= Maveli Stores =

Logo of Maveli Stores

Maveli Stores is a venture of the Kerala State Civil Supplies Corporation (Supplyco).

Under the Government programme of market intervention, pulses and spices are purchased and sold to the consumers at subsidised prices fixed by the Government. The Government of Kerala aids this operation by giving grants every year. The task has been fulfilled through the network of Maveli Stores, which was started to commemorate the saga of Mahabali, legendary king of Kerala. Supplyco operates through Maveli Stores and Mobile Maveli Stores throughout the state covering almost all the panchayaths. It was under Former Food minister E. Chandrasekharan Nair efforts that the Maveli chain of stores was started to control market prices and provide essential goods to the common man at fair prices.
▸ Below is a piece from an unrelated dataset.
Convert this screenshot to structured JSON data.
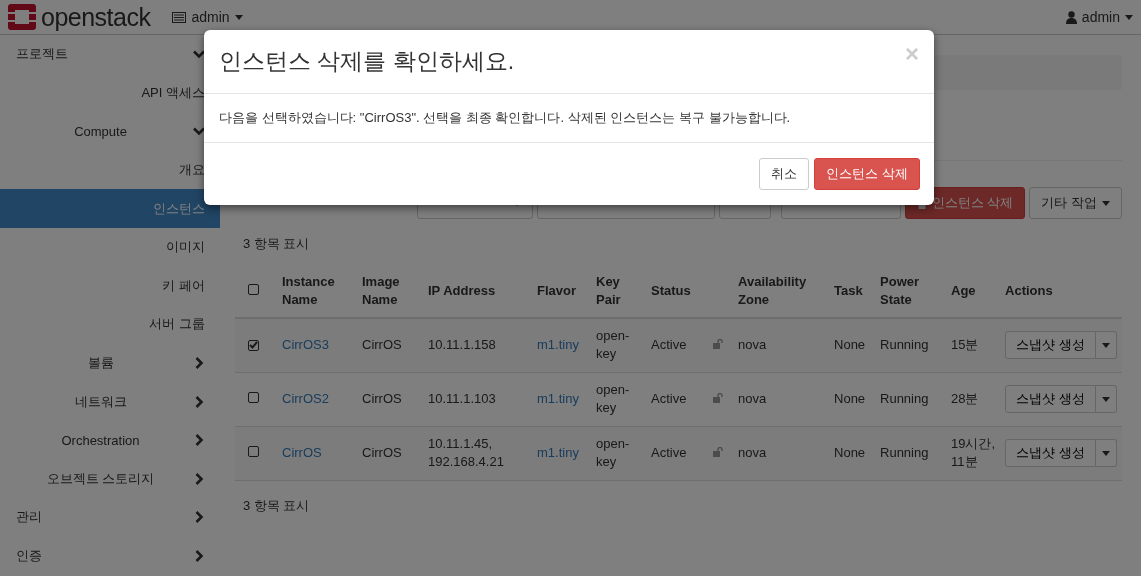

Supplyco has also undertaken distribution of pulses and spices and other branded products of Civil Supplies Corporation at subsidised prices, through the network of 2000 selected ration shops.

Supplyco expanded its horizon of activities into other vital areas of consumer interest by starting Super Markets, Petrol Bunks, LPG outlets and Medical Stores (Sabari Medical Stores). Supplyco also markets its own branded products of tea, coffee, milled wheat products, curry products, iodized salt, washing soaps and detergents.